Now that we know that triage can be useful we need to determine in which case it really is. For that we need to differentiate between how malware operate, the category I want to expose is as I like to call them the "Weaponized documents".

Those type of malware are tempered documents such as PDF made to exploit a flaw in a specific software that reads those documents. As such they want to be opened as they are by the user, so transforming its type to hide itself wouldn't be effective.

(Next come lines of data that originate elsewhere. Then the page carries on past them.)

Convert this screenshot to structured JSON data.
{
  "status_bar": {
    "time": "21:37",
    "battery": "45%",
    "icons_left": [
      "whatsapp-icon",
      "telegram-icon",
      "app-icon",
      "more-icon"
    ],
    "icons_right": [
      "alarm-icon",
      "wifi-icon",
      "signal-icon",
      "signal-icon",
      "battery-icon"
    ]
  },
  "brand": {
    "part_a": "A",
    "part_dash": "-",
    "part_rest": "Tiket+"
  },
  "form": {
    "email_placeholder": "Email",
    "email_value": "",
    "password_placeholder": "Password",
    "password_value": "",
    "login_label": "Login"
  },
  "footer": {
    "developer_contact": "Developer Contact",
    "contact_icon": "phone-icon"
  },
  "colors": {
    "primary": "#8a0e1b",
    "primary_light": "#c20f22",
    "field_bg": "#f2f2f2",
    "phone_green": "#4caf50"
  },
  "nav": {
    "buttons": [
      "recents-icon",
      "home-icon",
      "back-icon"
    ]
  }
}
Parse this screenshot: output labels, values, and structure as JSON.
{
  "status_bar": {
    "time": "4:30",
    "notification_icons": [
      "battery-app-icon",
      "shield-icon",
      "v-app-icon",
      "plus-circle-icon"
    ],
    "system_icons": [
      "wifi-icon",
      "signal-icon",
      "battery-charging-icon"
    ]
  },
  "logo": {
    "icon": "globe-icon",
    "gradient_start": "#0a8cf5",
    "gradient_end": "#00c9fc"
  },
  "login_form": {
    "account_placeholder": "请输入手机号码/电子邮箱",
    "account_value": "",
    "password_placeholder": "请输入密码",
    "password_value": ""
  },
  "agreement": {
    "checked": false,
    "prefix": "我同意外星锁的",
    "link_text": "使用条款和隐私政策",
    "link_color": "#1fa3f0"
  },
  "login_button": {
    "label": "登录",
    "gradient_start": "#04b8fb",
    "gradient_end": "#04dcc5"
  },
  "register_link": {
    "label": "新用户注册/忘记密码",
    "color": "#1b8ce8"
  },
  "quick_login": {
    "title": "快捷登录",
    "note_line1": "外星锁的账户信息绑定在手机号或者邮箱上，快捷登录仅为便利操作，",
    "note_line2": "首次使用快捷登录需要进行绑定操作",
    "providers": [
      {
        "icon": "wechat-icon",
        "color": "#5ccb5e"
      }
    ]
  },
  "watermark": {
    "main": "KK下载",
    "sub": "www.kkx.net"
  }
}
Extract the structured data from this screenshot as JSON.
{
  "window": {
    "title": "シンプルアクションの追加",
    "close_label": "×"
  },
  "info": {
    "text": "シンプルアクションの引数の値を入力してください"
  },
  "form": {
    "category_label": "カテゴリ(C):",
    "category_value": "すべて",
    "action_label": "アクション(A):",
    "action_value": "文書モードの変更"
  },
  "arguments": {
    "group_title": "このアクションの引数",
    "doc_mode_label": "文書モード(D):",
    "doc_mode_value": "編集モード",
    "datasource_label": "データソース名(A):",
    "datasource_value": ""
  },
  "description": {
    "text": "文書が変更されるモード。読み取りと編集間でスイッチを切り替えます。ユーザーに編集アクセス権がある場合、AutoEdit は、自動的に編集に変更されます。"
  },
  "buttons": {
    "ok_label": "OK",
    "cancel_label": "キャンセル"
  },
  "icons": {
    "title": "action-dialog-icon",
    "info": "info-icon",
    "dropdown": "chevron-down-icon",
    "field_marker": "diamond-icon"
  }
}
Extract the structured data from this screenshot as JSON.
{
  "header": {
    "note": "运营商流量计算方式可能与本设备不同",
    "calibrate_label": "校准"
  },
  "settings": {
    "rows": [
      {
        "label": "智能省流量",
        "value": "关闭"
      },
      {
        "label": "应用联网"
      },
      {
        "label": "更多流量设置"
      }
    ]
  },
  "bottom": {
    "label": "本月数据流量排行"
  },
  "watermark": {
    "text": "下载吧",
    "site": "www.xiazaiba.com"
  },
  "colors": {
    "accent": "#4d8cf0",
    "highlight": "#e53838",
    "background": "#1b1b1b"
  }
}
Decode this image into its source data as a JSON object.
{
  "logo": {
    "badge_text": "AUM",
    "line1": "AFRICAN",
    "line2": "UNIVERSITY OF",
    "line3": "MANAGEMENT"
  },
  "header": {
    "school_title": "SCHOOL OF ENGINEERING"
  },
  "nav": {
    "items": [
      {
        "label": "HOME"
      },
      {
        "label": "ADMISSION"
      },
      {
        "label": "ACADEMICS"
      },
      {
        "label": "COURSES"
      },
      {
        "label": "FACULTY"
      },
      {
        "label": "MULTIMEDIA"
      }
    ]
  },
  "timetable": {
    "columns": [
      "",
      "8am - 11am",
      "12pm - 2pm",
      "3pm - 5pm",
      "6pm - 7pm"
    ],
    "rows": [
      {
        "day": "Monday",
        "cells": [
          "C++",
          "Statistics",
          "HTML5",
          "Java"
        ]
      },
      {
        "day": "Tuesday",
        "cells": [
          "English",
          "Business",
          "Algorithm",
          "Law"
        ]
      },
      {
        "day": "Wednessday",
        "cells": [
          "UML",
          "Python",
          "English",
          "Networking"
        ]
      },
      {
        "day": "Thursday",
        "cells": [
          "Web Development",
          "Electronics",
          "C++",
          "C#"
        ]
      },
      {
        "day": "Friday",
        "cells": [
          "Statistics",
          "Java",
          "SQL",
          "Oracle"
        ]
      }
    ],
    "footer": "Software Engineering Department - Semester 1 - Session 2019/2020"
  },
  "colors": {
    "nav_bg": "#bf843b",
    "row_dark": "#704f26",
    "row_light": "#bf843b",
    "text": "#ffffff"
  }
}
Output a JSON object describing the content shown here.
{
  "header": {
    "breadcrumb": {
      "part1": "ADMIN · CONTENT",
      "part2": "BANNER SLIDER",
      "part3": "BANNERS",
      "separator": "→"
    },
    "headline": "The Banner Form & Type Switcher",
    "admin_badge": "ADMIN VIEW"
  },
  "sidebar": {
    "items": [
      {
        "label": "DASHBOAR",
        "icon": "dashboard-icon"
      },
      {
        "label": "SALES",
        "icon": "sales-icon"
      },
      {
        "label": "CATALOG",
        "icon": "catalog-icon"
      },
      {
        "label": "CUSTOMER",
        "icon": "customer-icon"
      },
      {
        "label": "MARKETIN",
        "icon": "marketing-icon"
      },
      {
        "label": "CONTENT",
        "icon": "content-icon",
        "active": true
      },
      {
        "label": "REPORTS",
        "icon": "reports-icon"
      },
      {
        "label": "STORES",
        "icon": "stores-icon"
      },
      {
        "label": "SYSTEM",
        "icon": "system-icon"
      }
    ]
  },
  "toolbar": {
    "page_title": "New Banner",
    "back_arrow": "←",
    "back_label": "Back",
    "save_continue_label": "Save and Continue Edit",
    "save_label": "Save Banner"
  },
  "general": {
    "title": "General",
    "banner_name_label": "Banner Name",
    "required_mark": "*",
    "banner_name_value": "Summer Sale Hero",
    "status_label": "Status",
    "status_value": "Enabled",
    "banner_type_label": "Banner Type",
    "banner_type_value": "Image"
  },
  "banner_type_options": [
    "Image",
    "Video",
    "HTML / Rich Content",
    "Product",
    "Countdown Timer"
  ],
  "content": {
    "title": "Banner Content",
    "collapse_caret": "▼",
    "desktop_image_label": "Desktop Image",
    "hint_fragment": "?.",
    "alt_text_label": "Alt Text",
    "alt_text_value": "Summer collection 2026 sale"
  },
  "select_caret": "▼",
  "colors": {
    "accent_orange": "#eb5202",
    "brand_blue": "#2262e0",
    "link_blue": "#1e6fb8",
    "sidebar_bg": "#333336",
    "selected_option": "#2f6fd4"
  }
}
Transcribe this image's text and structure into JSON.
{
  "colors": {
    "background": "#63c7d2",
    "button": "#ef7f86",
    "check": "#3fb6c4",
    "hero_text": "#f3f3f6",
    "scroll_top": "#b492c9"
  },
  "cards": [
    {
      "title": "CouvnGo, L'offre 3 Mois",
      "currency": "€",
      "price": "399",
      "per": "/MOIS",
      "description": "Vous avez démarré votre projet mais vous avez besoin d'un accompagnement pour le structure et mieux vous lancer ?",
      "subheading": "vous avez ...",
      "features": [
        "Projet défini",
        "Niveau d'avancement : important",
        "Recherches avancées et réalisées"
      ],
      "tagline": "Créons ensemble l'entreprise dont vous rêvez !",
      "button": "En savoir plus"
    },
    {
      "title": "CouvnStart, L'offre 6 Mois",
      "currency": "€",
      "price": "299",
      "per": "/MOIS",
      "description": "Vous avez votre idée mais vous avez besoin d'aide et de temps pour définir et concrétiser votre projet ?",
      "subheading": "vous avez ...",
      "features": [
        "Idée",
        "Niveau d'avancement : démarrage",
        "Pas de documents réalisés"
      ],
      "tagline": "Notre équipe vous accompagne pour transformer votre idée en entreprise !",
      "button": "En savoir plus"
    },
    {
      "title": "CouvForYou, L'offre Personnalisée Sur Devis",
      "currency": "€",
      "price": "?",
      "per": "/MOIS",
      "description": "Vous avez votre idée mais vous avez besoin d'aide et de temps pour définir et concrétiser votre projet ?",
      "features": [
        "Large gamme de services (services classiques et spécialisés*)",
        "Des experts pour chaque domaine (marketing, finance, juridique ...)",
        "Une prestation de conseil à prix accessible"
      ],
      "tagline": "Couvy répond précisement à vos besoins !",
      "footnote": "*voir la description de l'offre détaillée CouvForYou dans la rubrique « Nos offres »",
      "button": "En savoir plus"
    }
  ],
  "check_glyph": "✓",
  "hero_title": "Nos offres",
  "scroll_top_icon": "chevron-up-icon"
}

The advantages of doing a triage

Different file types require different parsing logic

  • YARA rules often depend on specific file structures (e.g., PE headers, PDF objects, Office streams).
  • Applying the wrong rule to the wrong file type can cause false positives or rule failures.
  • Some modules (like pe or elf) only work correctly when the file is of the expected type.
  • Triage ensures rules are applied only where they make sense.

Performance optimization

  • Running all YARA rules on all files is slow and resource-heavy.
  • File triage allows the engine to route only relevant rules to each file type.
  • Reduces CPU and memory usage during scanning.
  • Improves overall scan speed and reduces system impact.

Allows preprocessing before YARA scanning

  • Certain file types benefit from extraction or unpacking (e.g., unzip archives, unpack binaries, extract macros).
  • Preprocessing reveals hidden or obfuscated malicious content.
  • YARA scanning is more effective when scanning normalized or decompressed data.
  • Increases detection accuracy by scanning the real payload rather than raw containers.